With an enrollment of approximately 2,750 students in grades 9 through 12, Greenwich is the second largest high school in Connecticut. A 29-minute commute each morning—Mackenzie timed it—takes him to St. Luke’s, which has fewer than 600 students in grades 5 through 12.

“I was 30 in a class at Greenwich and now there are 11,” said Nelson, who carries a 3.84 GPA. “I usually sit up front anyway. I’m not shy when it comes to raising my hand.

“Greenwich is huge and St Luke’s is pretty much the opposite. I think it was a good experience until college. I learned to adapt. Almost everyone knows everyone at St. Luke’s.

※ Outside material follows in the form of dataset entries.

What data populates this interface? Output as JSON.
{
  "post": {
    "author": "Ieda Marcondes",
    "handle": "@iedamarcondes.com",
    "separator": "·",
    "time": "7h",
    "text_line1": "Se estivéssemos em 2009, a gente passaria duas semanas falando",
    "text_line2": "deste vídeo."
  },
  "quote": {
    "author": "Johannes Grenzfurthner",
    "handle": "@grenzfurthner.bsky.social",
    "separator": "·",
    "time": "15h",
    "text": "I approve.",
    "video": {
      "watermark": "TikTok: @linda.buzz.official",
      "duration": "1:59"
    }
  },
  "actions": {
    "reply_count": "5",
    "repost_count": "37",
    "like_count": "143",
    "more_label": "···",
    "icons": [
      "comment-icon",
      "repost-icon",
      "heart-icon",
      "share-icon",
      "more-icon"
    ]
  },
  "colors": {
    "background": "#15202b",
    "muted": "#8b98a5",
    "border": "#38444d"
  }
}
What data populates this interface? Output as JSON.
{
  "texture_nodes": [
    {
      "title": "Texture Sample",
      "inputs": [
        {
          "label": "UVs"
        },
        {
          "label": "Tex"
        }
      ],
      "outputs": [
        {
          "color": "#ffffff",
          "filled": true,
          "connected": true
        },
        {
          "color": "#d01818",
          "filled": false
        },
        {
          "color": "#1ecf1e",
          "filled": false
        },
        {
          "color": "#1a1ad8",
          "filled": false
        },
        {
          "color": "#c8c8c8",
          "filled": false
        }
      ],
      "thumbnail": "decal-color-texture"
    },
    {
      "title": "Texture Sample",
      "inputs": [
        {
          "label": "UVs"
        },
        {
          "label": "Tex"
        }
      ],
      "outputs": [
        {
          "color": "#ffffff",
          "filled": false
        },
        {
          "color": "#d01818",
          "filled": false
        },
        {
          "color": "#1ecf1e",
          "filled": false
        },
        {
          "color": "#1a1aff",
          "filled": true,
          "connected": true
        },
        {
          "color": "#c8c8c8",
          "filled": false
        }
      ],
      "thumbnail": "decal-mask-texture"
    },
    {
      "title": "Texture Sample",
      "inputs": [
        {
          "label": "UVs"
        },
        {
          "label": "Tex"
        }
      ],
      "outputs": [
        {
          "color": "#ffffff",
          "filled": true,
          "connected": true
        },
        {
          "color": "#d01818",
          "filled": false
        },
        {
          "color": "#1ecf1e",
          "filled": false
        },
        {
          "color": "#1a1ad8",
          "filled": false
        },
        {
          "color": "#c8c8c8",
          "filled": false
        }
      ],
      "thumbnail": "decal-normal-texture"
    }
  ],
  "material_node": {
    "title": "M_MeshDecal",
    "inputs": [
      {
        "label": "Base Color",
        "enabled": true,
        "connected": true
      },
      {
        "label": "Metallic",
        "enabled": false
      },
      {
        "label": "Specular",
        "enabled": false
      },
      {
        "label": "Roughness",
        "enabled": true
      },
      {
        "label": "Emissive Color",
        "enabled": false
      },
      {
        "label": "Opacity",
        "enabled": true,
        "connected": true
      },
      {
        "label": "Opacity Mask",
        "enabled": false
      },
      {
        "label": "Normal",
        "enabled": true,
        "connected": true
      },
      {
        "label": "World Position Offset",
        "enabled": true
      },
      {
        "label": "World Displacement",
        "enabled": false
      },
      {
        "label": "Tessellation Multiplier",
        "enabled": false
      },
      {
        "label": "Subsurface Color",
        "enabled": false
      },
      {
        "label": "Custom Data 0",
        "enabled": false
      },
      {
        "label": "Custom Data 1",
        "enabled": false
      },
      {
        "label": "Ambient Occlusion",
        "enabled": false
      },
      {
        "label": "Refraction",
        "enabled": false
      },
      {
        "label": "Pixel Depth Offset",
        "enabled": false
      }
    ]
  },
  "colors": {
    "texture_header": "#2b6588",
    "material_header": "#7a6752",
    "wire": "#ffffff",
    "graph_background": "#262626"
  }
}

And that’s what made the accidental death of St. Luke’s second student, Teddy Balkind, in a hockey game particularly tragic for the students.

“I didn’t know Teddy personally, but a lot of our second graders were friends of Teddy and a lot of us are friends with his sister,” Nelson said. “It’s a very small world. The drama has affected all of us, the whole team.

“It was obviously in the middle of the basketball season. We practiced, or (would have) just gone and shot the ball. Don’t worry instead of sitting in your room. At first it was the last thing you wanted to do, but it became a springboard for a lot of people to help us move forward. Basketball has become our light at the end of the tunnel.